Wednesday, August 3, 2011

OLD POST, BUT GOLD ALWAYS EXISTS IN NEIL GARFIELD'S WRITINGS

BASIC PROPERTY LAW TRUMPS ESOTERIC PRETENDER LENDER ARGUMENTS

FROM THE COMMENT SECTION THANK YOU ANDREW): I THINK HE’S GOT IT! There is no getting away from the fact that the lender is the investor and that anyone else whose name was inserted in the documentation did so not only without authority but as an intentional misrepresentation as part of a fraudulent scheme to sell financial products at huge profits to homeowners and investors based upon false representations as to both quality and value.
As it looks from the outside, as the lenders never registered the properties in the “trusts” that were created for the purpose of holding the real estate, the real estate will be in most instances still registered in the Grantor/homeowner name at the land records.
Therefore the supposed note, deed of trust and or alleged mortgage that was to be registered against the real estate in the trust [ that is vacant] has no security. “Does this make any sense to anyone?”
Now here is the other opinion continuing from above, if this was not a loan, since banks don’t lend money unless they have “Investments / CD’s in the bank as Matching Finance to loan against, this must have been an INVESTMENT in the homeowner, since the lenders issued securities against an “Note” that was to be an investment, and this is a form of a Bankers Acceptance [ BA] endorseable note, except that the creator of the note was not privy to the makings of other transactions.
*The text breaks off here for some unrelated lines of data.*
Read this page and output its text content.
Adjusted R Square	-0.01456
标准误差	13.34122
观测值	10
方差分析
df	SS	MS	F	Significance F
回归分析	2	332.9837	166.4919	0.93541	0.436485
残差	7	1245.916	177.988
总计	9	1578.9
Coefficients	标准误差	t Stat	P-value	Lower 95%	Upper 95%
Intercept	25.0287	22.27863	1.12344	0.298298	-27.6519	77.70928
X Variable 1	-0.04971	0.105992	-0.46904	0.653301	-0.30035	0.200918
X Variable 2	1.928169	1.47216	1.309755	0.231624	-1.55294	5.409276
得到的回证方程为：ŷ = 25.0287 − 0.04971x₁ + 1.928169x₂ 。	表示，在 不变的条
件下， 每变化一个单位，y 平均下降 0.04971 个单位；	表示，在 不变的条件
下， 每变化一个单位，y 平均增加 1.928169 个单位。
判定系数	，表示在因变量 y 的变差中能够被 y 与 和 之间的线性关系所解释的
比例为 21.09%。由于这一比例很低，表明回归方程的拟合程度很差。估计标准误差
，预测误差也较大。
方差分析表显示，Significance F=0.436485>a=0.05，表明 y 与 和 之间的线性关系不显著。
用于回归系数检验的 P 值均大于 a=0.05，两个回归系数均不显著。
Not so!
All companies proposing to sell the investment, market a prospectus or in any way be involved in securities have to be registered at thehttp://www.SEC.gov/index.htm website.
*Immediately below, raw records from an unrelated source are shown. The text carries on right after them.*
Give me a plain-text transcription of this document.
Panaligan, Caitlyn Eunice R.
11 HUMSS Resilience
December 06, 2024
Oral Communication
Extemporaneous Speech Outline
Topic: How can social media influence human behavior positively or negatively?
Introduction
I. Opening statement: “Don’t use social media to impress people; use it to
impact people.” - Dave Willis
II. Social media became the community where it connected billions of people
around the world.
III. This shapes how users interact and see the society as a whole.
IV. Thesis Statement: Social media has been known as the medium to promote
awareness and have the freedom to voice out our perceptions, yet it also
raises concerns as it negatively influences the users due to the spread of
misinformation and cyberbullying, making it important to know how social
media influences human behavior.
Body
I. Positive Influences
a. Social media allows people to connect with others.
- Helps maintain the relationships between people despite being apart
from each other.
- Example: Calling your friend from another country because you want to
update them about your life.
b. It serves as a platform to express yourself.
Anyone seeking to find a company registered to transact securities HAS to be registered here.
Oh! yes this is the link to MERS, INC/VA for the official registration of the company and all the addresses and officers.
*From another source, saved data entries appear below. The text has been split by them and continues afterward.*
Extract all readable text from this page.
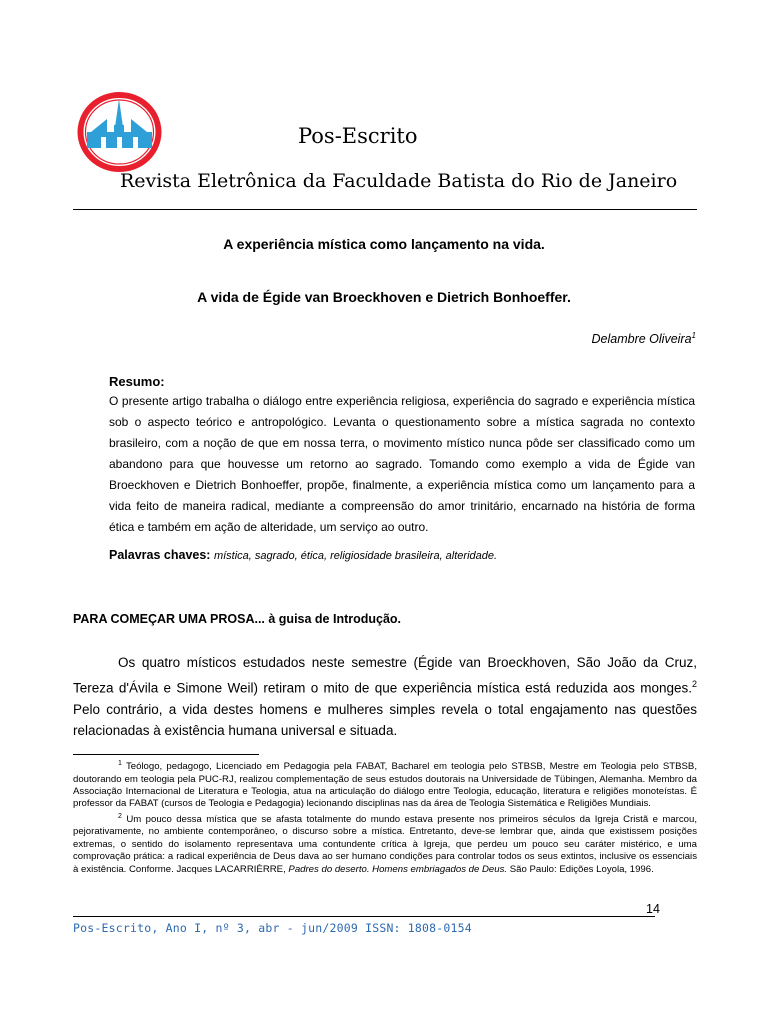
Pos-Escrito
Revista Eletrônica da Faculdade Batista do Rio de Janeiro
A experiência mística como lançamento na vida.
A vida de Égide van Broeckhoven e Dietrich Bonhoeffer.
Delambre Oliveira$^1$
Resumo:
O presente artigo trabalha o diálogo entre experiência religiosa, experiência do sagrado e experiência mística sob o aspecto teórico e antropológico. Levanta o questionamento sobre a mística sagrada no contexto brasileiro, com a noção de que em nossa terra, o movimento místico nunca pôde ser classificado como um abandono para que houvesse um retorno ao sagrado. Tomando como exemplo a vida de Égide van Broeckhoven e Dietrich Bonhoeffer, propõe, finalmente, a experiência mística como um lançamento para a vida feito de maneira radical, mediante a compreensão do amor trinitário, encarnado na história de forma ética e também em ação de alteridade, um serviço ao outro.
Palavras chaves: mística, sagrado, ética, religiosidade brasileira, alteridade.
PARA COMEÇAR UMA PROSA... à guisa de Introdução.
Os quatro místicos estudados neste semestre (Égide van Broeckhoven, São João da Cruz, Tereza d'Ávila e Simone Weil) retiram o mito de que experiência mística está reduzida aos monges.$^2$ Pelo contrário, a vida destes homens e mulheres simples revela o total engajamento nas questões relacionadas à existência humana universal e situada.

$^1$ Teólogo, pedagogo, Licenciado em Pedagogia pela FABAT, Bacharel em teologia pelo STBSB, Mestre em Teologia pelo STBSB, doutorando em teologia pela PUC-RJ, realizou complementação de seus estudos doutorais na Universidade de Tübingen, Alemanha. Membro da Associação Internacional de Literatura e Teologia, atua na articulação do diálogo entre Teologia, educação, literatura e religiões monoteístas. É professor da FABAT (cursos de Teologia e Pedagogia) lecionando disciplinas nas da área de Teologia Sistemática e Religiões Mundiais.

$^2$ Um pouco dessa mística que se afasta totalmente do mundo estava presente nos primeiros séculos da Igreja Cristã e marcou, pejorativamente, no ambiente contemporâneo, o discurso sobre a mística. Entretanto, deve-se lembrar que, ainda que existissem posições extremas, o sentido do isolamento representava uma contundente crítica à Igreja, que perdeu um pouco seu caráter mistérico, e uma comprovação prática: a radical experiência de Deus dava ao ser humano condições para controlar todos os seus extintos, inclusive os essenciais à existência. Conforme. Jacques LACARRIÈRRE, Padres do deserto. Homens embriagados de Deus. São Paulo: Edições Loyola, 1996.

14
Pos-Escrito, Ano I, nº 3, abr - jun/2009 ISSN: 1808-0154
http://sec.gov/Archives/edgar/vprr/03/9999999997-03-033079
[paper entry :-http://sec.gov/Archives/edgar/data/1079796/999999999703033079/9999999997-03-033079.txt ].
If you are seeking the pictures of the officers behind the names in the legal application this site http://www.mersinc.org/about/exec.aspx
The SEC has their hands full litigating complaints, take a look at this link.http://www.sec.gov/litigation/litreleases.shtml
“JUST ONE LAST THING, IF YOU READ THE FORMATION DOCUMENT YOU WILL SEE THAT FREDDIE MAC, FANNIE MAE, AND MORTGAGE BANKERS ASSOCIATION OF AMERICA ARE BENEFICIAL OWNERS OF THE COMPANY MERS, INC/VA”
Didn’t the public of America just invest heavily in Fannie Mae and Freddie Mac?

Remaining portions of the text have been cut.